ASK HN: Book recommendations on mindfulness or EQ? - zwallman
anything?
======
nabla9
Mindfulness in Plain English by Ven. Henepola Gunaratana

[http://www.goodreads.com/book/show/64369.Mindfulness_in_Plai...](http://www.goodreads.com/book/show/64369.Mindfulness_in_Plain_English)
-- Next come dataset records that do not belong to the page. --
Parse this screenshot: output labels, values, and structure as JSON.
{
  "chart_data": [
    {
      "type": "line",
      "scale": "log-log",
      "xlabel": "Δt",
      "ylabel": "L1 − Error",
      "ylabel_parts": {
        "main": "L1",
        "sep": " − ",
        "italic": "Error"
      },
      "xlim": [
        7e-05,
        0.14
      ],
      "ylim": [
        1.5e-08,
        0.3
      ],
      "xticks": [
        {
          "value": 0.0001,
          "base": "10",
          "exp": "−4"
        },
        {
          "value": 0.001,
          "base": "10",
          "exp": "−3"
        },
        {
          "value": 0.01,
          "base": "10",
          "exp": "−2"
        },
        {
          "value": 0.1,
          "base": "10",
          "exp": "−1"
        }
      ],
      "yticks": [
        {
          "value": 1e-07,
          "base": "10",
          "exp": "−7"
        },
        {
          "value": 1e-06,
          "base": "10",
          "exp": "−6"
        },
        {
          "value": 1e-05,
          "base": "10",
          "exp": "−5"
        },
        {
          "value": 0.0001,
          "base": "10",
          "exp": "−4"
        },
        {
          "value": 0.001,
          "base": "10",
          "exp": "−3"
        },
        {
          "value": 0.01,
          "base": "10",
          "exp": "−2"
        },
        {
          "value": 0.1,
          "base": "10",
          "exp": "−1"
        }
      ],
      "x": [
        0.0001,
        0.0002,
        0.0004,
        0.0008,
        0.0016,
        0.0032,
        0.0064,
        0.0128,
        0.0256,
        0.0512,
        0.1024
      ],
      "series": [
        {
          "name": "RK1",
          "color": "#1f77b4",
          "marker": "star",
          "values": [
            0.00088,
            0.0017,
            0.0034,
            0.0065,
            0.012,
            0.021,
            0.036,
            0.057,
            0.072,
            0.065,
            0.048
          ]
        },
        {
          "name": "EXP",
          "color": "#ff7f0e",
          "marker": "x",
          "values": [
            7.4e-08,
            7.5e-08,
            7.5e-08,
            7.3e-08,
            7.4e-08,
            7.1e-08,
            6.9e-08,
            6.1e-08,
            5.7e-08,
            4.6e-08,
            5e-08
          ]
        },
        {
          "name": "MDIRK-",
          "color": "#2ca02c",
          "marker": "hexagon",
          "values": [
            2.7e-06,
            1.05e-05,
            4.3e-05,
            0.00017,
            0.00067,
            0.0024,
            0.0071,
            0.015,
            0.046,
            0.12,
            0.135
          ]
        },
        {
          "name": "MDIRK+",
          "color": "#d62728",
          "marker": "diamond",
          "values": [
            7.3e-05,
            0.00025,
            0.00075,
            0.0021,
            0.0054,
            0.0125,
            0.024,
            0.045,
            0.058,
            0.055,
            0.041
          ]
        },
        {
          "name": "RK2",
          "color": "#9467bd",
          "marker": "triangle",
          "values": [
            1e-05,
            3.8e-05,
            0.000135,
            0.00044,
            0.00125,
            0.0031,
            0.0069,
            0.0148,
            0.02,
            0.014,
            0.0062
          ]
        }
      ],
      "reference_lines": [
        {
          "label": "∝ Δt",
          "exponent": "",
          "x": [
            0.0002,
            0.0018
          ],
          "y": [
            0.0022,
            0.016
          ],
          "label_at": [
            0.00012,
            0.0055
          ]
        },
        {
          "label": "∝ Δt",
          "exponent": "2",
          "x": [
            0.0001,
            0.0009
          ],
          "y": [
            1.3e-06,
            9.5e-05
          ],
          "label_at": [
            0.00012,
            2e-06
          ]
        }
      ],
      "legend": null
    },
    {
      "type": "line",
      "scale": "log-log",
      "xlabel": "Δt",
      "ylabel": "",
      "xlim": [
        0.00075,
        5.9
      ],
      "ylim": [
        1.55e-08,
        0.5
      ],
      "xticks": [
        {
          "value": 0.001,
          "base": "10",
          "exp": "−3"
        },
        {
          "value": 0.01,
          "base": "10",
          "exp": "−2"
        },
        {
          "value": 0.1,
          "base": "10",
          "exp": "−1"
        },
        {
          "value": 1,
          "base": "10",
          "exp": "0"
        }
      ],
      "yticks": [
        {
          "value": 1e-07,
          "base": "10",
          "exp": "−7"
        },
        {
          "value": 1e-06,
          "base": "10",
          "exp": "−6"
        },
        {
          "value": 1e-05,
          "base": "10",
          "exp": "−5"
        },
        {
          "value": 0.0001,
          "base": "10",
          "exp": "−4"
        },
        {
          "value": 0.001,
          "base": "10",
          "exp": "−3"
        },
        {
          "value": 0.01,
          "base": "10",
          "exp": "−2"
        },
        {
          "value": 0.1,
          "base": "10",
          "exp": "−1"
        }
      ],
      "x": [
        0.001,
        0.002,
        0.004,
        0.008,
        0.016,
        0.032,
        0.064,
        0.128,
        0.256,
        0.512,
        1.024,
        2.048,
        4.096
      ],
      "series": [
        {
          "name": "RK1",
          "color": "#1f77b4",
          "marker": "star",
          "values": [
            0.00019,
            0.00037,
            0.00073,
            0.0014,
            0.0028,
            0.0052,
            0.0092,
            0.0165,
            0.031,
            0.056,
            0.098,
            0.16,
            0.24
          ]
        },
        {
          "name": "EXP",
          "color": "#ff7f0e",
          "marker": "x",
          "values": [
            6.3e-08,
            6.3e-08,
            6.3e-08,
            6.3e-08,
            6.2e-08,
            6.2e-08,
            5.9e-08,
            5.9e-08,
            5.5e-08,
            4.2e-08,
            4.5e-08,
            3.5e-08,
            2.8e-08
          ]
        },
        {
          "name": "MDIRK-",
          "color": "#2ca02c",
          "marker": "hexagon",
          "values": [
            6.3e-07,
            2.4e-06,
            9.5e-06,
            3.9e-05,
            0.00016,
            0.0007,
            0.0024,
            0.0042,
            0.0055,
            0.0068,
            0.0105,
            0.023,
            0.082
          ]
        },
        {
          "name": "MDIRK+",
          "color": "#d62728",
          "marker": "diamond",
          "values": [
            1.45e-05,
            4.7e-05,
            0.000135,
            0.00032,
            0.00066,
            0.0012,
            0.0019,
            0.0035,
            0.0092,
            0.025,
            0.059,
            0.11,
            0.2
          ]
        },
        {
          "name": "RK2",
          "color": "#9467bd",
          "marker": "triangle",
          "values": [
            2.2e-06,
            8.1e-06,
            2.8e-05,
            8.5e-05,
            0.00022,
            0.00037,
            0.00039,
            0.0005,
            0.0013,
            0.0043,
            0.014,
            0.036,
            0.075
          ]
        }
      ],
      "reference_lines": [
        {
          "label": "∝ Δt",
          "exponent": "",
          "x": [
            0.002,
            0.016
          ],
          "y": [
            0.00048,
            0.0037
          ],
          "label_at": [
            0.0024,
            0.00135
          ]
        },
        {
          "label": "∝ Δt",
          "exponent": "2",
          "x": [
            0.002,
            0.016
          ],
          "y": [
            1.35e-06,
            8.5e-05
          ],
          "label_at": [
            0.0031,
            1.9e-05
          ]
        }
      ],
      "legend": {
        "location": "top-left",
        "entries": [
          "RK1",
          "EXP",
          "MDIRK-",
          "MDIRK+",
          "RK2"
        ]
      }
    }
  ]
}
[http://www.mindfulvalley.org/files/books/mindfulness_plain_e...](http://www.mindfulvalley.org/files/books/mindfulness_plain_english.pdf)

------
jimsojim
Emotional Intelligence by Daniel Goleman would be a good start for EQ. Here's
a list of all his work [https://www.amazon.com/Daniel-
Goleman/e/B000APZC9O/ref=pd_si...](https://www.amazon.com/Daniel-
Goleman/e/B000APZC9O/ref=pd_sim_14_bl_2?_encoding=UTF8&pd_rd_i=0553378589&pd_rd_r=S3XQJH24V5PKE7FDSZ6S&pd_rd_w=wAunh&pd_rd_wg=LVDfS&refRID=S3XQJH24V5PKE7FDSZ6S)
His work touches everything around EQ

------
Sol2Sol
Just finished reading The Open-Focus Brain by Les Fehmi and highly recommend
it as it is a self help book that actually helps and is grounded in science.
The book also comes with a CD of guided meditations.